Graham Greene and Evelyn Waugh, two of the greatest English novelists of the twentieth century, were born within a year of each other-Waugh in 1903 and Greene in 1904. Both were Catholic converts and shared many interests, but there were also marked differences in their sensibilities. A centenary exhibition at the Ransom Center, titled Writing Among the Ruins: Graham Greene and Evelyn Waugh, compares and contrasts their lives and literary achievements. The exhibition will include a partial re-creation of Evelyn Waugh's library and will run from October 5, 2004 through March 20, 2005.

The exhibition, Miguel Covarrubias: A Certain Clairvoyance, highlights the career of this Mexican artist who is recognized internationally as a key participant in the cultural exchange between Mexico and the United States after World War I. Covarrubias's caricatures, paintings, and book illustrations drawn from the Center's Nicolas Muray Collection of Mexican Art will be featured in the exhibition, which will be accompanied by a published catalogue. The Covarrubias exhibition runs from October 19, 2004 through April 24, 2005.

Beginning in November, visitors will be able to take individual audio tours of these two exhibitions as part of a pilot project to introduce more interactive components into the Center's exhibition program. The audio tours will be available on a limited basis Tuesday through Friday afternoons.

Docent-led tours are also always available for individuals and groups of less than 100 with advance notice. School groups of all ages are welcome at any time. Our docent corps is capable of giving tours in several languages as well. Frequently, docents are available in the gallery to answer questions or provide mini-tours, but reservations are required for tours. For information on tours of the exhibitions, please call (512)232-3670, and try to provide at least two weeks' notice.

The home appearance of the Ransom Center's traveling exhibition, Walker Evans and James Agee: Let Us Now Praise Famous Men, runs for six weeks, from November 2 through December 12, 2004 only. Of special interest is the fact that the exhibition features the original prints that Evans made of rural Alabama in 1936 for two editions of one of the most important studies of American cultural history, the book Let Us Now Praise Famous Men.

Two concurrent winter photography exhibitions that will run from January 11 through March 27, 2005, examine photography's role in helping create celebrities. Shooting Stars: The Golden Age of Hollywood Portraiture, 1925-1950, focuses on the collaborative nature of the Hollywood studio system, which used "glamour photography" to create larger-than-life popular images of actors and actresses. Such photographers as Clarence Sinclair Bull, George Hurrell, Eugene Robert Richee, and Ruth Harriet Louise excelled in this field, rewriting the discipline of portraiture in the process.

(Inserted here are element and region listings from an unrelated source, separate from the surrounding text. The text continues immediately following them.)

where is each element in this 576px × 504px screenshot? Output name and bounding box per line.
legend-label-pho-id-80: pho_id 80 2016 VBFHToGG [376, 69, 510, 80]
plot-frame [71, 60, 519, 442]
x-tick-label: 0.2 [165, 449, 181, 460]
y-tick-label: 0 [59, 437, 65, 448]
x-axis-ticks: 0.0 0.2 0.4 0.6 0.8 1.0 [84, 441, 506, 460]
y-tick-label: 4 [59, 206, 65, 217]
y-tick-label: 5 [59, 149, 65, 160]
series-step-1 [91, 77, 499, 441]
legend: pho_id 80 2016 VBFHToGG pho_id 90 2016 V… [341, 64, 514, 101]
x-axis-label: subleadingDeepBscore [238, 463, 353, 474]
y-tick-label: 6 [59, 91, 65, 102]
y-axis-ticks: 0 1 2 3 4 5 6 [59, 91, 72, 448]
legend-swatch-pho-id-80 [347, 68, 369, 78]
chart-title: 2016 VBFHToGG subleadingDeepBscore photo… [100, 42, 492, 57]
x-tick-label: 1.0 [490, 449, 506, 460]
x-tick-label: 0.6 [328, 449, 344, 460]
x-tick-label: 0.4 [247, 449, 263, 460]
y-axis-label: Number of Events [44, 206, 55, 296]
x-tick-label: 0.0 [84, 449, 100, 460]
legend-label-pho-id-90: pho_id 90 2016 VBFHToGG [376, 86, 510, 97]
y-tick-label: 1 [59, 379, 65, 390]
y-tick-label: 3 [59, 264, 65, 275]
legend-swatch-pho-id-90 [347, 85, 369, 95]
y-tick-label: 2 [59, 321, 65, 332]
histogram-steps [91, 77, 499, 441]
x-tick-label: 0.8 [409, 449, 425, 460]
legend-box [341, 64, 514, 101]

The exhibition, Fashioning Celebrity: Photographs of George Platt Lynes, features a selection of photographs donated by Dora Harrison, Lynes's assistant from 1936-1944. Harrison served as a studio manager and photographer's assistant during these critical years when Lynes helped establish a new dynamic in fashion and portraiture for the New York City elite and for such influential American magazines as Harper's Bazaar, Vogue, and Town & Country.